I then handed him the phone, dialed legal aid and left him alone to talk. When he was finished, he signalled me to come back in.

“All set?” I asked.

“Yeah,” he said, now seemingly disarmed of any hate or distain for me.

I instantly knew his anger had absolutely nothing to do with me and everything to do with his past and current situation.

I escorted him back to his cell, and before closing the door I reminded him that this wasn’t the end of his story but a chance to turn the page and redirect his life. He didn’t say anything, just gave me a slight nod.

Fast forward about eight months. It’s three o’clock in the morning and I’m working the dreaded night shift. It’s been a busy night of domestics, fights and scooping up intoxicated people from the street.

A call comes in: it’s a robbery in progress at a gas station involving a cab driver. Turns out it’s just down the street from our detachment.
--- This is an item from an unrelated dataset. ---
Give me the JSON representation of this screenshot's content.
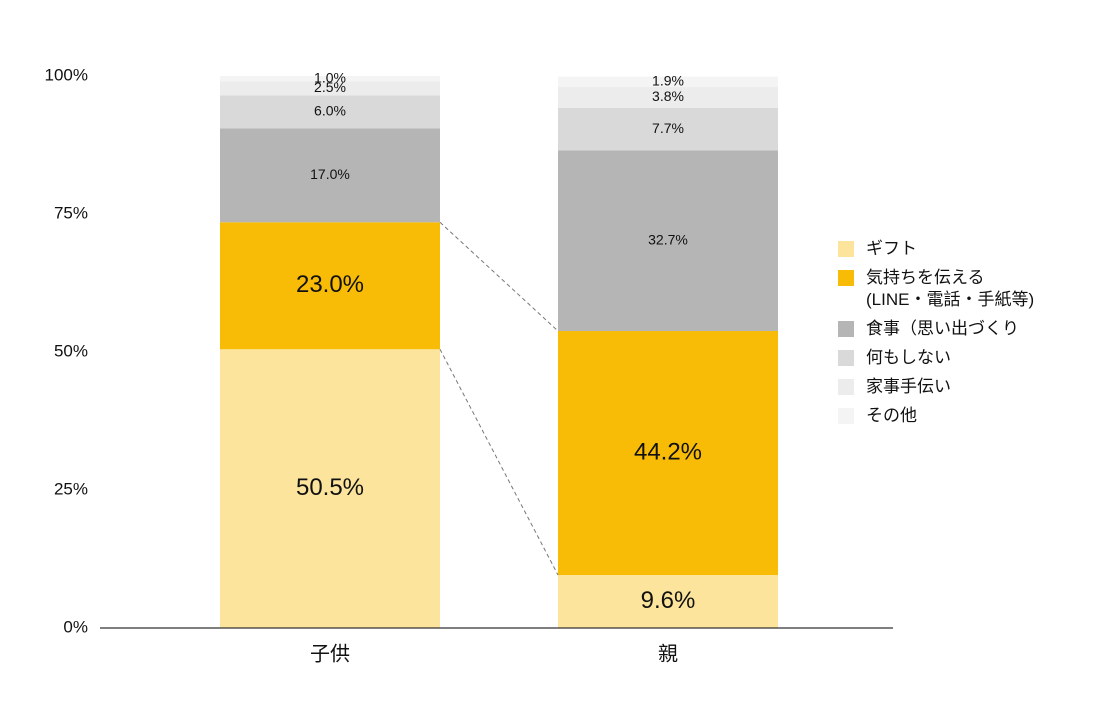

This being the only information I had, I hopped in my police car and floored it, as I wanted to get there before anyone was injured. I often liked being the first one on scene—total rookie motivation.

I arrived and I immediately saw a man in the backseat of a cab with a knife to the driver’s throat. I got out of my police car, gun in hand and yelled “Police! Drop the knife!”

The suspect got out of the cab and walked towards the trunk, almost as if he was using it for cover. I had no idea if he was going to run at me and try to stab me, or what was about to happen.

Under the dim light of the streetlamp, I could see the suspect squinting his eyes, almost as if he was trying to see who I really was. Both of us stared at each other, both breathing heavily from the adrenaline. In a brief and nervous silence, the knife-wielding suspect pointed at me and said something to me that I will never forget: “You’re the apple juice lady!”

Sure enough, I can now see it’s the man from eight months ago. He threw down the large knife like the handle was suddenly burning a hole in his hand. I recognized there was almost no need for me to yell out commands anymore as he threw himself onto the cab’s trunk with his hands behind his back, just waiting to be handcuffed.

I walked over with my gun still out, still shouting out commands for him not to move. I handcuffed him and started reading him his rights. Before I had a chance to get through the first sentence, he was shouting at me, “I only want to deal with you, whatever you want, you’re the apple juice lady.”

And that is my story of how apple juice and loving your enemy saved lives one night in a Northern Manitoba community.

Corporal Andrea MacLeod is a 20-year veteran of the RCMP and currently posted to the Newmarket Forensic Identification Services Section as a Forensic Specialist.